Inspired by his own New York upbringing, director James Gray returns to the 1980s to explore the trials of Paul Graff (Michael Banks Repeta), a sixth grader at PS 173 in Queens, New York.
Gray goes to great lengths to achieve period authenticity as he tries to deal with a big subject while telling a small story.
The big subject: White privilege. Paul bypasses trouble with the police, something a Black friend (Jaylin Webb) can’t do. The small story: Almost everything else in the movie.
The movie works best when Gray keeps things episodic and loose. Early on, he establishes the environment at PS 173. Paul's teacher (Andrew Polk) conducts his class in an authoritarian fashion that none of his pupils seems to take seriously, including Paul who draws a caricature of him.
Paul is drawn to Johnny, a Black kid who's repeating the sixth grade. Johnny intuitively understands that the system doesn't favor him. He makes no attempt to conceal his contempt for it. He wants to work for NASA but finds no encouragement for his dream.
Gray creates a working-class Jewish milieu that isn't often seen in popular entertainment. Paul's home is a scene of fractious exchanges, overheard conversations, empty bromides, worry, and casually expressed racism.
Anne Hathaway has a nice turn as Paul's mother, who also happens to be the head of the PTA. A tightly wound Jeremy Strong plays Paul's dad, a plumber with a bad temper and little interest in his son's lofty ambitions: The kid wants to be an artist.
Paul's older brother (Ryan Sell) tries to torment his younger sibling.
The movie delivers a message of encouragement through Paul's grandfather (Anthony Hopkins), who provides the movie's moral and emotional center. One must be a mensch, which in this case means speaking out against injustice.
Grandpa understands Paul in a way his parents can't. He gives him a toy rocket, which the two fly together He also provides the boy with a set of oil paints, thus endorsing Paul's arty ambitions.
Gray unspools the rest of the family dynamics throughout. Paul's grandmother (Tovah Feldshuh) fled Ukraine, met grandpa in England, and traveled with him to the US, escaping the pogroms and antisemitism that plagued much of Eastern European Jewry.
The big shift in Paul's young life happens when he and Johnny are caught smoking a joint in the school bathroom. Paul's outraged parents decide to enroll him in the same private school his brother attends. Paul is forbidden to see Johnny again. Grandpa picks up the tab for the new school.
As it turns out, the school is a favored institution of Fred Trump (John Diehl), father of … well … you know who. Trump's daughter Maryanne (Jessica Chastain), a US judge, speaks to a school assembly, serving up an easy irony: A person raised rich tells kids what it takes to succeed.

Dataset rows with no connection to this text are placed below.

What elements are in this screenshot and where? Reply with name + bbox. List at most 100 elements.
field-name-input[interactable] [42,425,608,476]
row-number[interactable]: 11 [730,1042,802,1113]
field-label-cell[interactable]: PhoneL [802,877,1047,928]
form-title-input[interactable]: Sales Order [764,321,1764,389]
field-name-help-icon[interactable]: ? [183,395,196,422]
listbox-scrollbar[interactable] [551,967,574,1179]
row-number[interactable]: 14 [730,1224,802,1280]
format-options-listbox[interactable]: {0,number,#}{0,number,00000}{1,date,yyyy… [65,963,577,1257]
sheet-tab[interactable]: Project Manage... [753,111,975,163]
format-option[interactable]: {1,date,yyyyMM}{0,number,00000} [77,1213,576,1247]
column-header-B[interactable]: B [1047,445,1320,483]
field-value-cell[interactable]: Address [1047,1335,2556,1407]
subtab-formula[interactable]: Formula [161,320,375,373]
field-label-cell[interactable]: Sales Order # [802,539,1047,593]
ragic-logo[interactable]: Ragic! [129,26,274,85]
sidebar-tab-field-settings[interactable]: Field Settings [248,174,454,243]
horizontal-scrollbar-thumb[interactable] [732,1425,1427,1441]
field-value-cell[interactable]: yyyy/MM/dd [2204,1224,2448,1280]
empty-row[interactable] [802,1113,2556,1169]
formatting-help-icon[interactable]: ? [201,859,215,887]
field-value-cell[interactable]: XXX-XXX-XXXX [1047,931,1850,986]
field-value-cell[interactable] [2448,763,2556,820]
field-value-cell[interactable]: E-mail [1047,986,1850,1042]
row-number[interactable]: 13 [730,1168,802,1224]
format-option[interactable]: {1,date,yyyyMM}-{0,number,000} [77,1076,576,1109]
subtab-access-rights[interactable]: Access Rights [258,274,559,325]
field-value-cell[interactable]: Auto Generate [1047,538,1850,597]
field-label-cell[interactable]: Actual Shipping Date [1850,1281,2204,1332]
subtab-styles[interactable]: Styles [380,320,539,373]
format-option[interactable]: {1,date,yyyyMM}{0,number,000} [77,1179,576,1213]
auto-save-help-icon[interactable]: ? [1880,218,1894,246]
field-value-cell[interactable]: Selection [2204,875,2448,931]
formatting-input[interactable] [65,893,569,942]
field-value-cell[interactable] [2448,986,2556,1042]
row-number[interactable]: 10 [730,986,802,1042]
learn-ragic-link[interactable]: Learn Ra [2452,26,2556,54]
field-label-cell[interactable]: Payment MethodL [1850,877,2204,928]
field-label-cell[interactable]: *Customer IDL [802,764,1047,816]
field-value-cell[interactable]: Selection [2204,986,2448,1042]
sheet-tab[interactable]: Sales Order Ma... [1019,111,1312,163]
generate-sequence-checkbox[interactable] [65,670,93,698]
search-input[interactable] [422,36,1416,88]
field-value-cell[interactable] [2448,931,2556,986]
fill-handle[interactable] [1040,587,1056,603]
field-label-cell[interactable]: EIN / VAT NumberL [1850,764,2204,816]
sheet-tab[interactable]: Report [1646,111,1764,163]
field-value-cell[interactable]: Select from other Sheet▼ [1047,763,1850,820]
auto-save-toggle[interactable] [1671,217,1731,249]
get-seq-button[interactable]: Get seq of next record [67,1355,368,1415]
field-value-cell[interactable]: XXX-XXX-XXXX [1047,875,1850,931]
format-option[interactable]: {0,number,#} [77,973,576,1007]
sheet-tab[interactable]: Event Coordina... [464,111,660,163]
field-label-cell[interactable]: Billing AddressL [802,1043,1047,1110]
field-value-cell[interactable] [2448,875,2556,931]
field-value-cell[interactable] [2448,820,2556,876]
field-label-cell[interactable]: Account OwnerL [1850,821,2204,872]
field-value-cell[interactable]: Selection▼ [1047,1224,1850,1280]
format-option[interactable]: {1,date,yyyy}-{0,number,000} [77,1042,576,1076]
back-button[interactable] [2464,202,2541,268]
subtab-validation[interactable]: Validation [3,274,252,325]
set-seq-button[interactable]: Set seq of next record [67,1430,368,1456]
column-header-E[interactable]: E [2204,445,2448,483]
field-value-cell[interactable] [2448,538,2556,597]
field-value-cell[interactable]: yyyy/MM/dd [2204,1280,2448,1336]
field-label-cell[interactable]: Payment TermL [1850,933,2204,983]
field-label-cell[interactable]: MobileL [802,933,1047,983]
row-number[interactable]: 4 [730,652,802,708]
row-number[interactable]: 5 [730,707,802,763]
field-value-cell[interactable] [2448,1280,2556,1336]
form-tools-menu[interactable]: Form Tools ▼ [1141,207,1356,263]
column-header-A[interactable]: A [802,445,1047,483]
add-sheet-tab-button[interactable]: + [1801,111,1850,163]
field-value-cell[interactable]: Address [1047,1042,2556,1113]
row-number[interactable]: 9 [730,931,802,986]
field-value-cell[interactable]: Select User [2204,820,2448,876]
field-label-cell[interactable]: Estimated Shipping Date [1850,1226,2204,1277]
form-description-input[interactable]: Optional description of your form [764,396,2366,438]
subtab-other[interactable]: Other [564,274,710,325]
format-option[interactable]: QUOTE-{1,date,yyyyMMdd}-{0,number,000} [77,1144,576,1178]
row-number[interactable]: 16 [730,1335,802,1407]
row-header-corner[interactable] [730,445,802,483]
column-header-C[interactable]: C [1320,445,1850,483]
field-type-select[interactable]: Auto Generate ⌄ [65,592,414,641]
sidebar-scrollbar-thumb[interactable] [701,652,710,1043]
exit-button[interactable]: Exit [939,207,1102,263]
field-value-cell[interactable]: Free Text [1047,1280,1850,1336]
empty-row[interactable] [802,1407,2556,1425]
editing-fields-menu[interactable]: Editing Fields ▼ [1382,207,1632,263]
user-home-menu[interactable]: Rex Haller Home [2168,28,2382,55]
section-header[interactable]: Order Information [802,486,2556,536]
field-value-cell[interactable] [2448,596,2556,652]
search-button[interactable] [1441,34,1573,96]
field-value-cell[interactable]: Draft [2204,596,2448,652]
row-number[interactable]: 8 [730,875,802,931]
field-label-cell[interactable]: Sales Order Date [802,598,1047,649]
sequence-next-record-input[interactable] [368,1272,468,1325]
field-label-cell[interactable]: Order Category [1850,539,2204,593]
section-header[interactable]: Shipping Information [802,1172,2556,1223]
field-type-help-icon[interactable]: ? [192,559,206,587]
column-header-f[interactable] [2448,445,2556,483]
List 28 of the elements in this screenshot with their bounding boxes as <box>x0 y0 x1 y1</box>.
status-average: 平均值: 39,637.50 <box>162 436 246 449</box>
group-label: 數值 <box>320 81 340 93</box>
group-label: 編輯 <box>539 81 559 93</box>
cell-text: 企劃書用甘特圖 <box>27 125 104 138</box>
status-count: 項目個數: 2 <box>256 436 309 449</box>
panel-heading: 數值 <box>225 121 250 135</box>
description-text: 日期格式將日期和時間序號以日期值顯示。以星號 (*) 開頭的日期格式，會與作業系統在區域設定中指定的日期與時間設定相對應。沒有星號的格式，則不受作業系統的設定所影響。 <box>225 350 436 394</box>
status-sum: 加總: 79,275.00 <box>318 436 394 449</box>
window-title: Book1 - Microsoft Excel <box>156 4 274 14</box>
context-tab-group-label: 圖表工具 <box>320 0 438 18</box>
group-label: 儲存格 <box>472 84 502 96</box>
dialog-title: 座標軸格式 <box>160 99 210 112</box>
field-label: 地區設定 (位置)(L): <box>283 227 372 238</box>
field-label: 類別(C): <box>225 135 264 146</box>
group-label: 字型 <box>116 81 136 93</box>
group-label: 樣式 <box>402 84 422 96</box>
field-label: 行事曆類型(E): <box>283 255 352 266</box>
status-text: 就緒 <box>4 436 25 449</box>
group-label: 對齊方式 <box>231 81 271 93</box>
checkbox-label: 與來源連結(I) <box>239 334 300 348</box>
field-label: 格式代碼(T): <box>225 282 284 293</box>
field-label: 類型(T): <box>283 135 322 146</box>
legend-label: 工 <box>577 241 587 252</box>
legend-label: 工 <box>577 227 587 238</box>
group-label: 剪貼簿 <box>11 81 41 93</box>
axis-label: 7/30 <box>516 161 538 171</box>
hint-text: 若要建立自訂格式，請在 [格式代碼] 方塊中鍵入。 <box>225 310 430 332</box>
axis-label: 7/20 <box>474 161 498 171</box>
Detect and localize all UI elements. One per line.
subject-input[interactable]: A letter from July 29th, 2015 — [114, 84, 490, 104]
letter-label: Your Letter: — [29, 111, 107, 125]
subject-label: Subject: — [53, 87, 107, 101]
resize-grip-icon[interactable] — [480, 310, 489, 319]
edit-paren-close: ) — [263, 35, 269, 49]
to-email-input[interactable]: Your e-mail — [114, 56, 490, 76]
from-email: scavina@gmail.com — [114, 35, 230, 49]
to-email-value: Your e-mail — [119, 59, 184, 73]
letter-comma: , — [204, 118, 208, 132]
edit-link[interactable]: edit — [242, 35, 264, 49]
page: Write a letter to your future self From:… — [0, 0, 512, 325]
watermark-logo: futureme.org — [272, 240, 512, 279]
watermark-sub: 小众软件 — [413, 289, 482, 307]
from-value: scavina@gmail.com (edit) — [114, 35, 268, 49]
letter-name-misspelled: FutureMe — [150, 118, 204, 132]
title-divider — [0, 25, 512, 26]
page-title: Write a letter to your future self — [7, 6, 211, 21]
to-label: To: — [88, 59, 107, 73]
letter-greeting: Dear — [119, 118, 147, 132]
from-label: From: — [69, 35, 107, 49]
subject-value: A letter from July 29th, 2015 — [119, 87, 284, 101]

Fed up with his home life, Paul convinces Johnny to help steal a computer from his new school so that the two can sell it and flee to Florida, a pipe dream that brings both boys into contact with the police, something that probably will ruin Johnny's already threatened future.
Paul learns that it’s possible to encounter bigotry for being Jewish while also benefiting from societal assumptions about being white. Johnny gets no such benefit of the doubt and presumably never will.
In one of the movie's softer exchanges, Dad explains how he got his son off the hook with the cops. He acknowledges that Johnny will be treated unfairly. Life is unfair. That’s it. Move on with your life.
We don't know how Paul will internalize this message and what it will mean for his life going forward. Perhaps Gray wants us to speculate but a few hints might have been helpful.
Gray overreaches by trying to tie Paul's woes to a major shift in the country, which is about to enter the Regan years, a rightward triumph that helps push the door open for today’s roiled climate.
Those familiar with Gray's work (Ad Astra, The Lost City of Z, Two Lovers, We Own the Night, and The Immigrant) won't be surprised to learn that the director avoids nostalgic indulgence, opting instead to allow rough edges to show.
Gray bravely tackles the inadequacies and limitations of his characters but the resultant film also feels somewhat limited, a narrow gauged personal tale. Rough edges don't always add up to a larger truth.
Oddly, I found myself more interested in Paul’s emotionally stunted father than in either of his sons. Strong’s character seemed a more intriguing embodiment of the painful contradictions Gray lays out than anything we learn about one more kid who aspires to be an artist.
And Johnny's story? That could be a whole other film.